Posts By: Will Keleher

Large Analytics SQL Queries are a Code Smell

A single large query in SQL can be hard to understand, test, debug, or change in the same way that an over-large function in code can be. A large query is also much harder to write! Feedback loops while writing large queries are slow and you'll often find yourself needing to guess at where the problem in your query is.

When I started writing analytics queries, I wrote some pretty rough ones that are now hard to debug and maintain! (Apologies to everyone who has had to deal with any of my old SQL queries.) Over time, I think I've gotten better at them, and I wanted to write down some of the things I'm doing differently now that I hope will be useful to other people in similar situations.

Finally, I'm a product engineer who rarely writes these sorts of queries! This advice is much less applicable to someone who does this daily & is using better & more focused tools to do analyses.

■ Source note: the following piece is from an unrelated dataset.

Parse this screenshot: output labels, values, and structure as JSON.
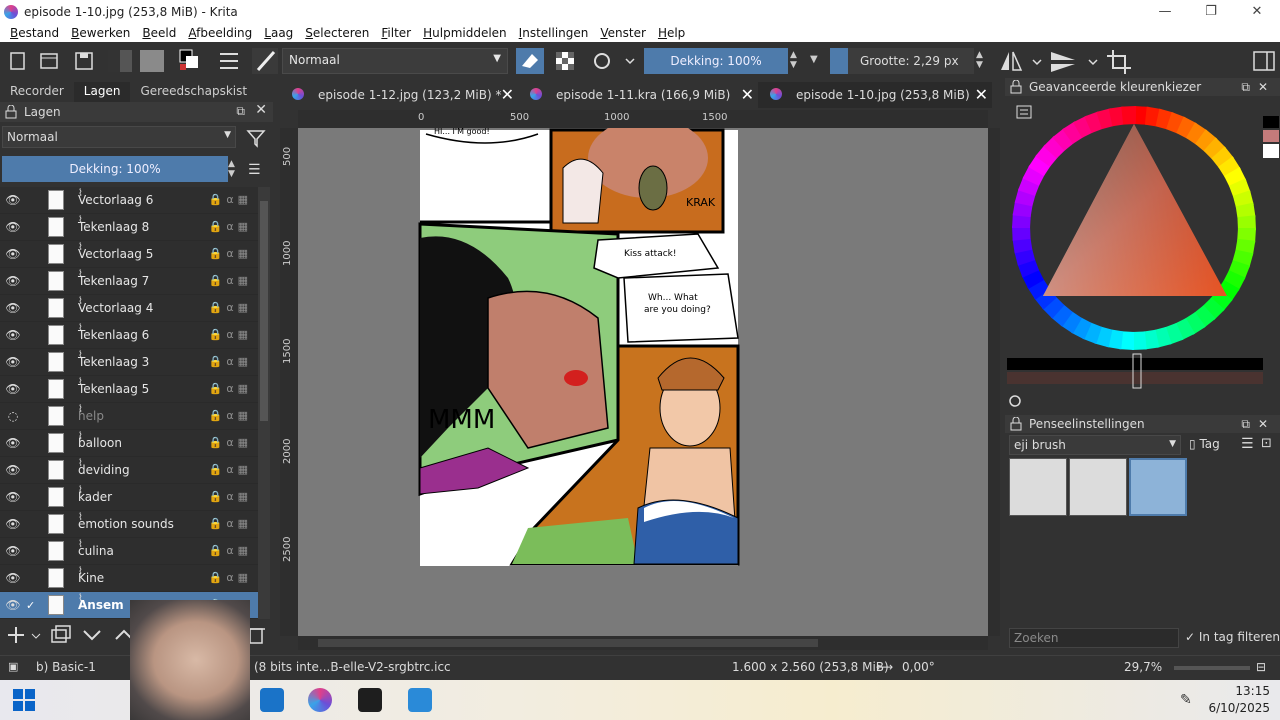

Temporary tables, views, and with

Large queries are hard, but it's pretty simple to break a large query into smaller pieces. For analytics queries, I normally create small temporary tables (often with the temporary keyword) that normalize data, filter out deleted rows and rows I'm not interested in, and organize my data into a format that makes querying easy. Views or with clauses can accomplish similar things, but I like using temporary tables for this because they cache results and make subsequent queries faster.

I also try to put constants into a temporary table or with clause. When working on a query, it can be easy to forget to update a constant in one spot and then get completely meaningless results. (Shoutout to Ben Haley for showing me this trick!)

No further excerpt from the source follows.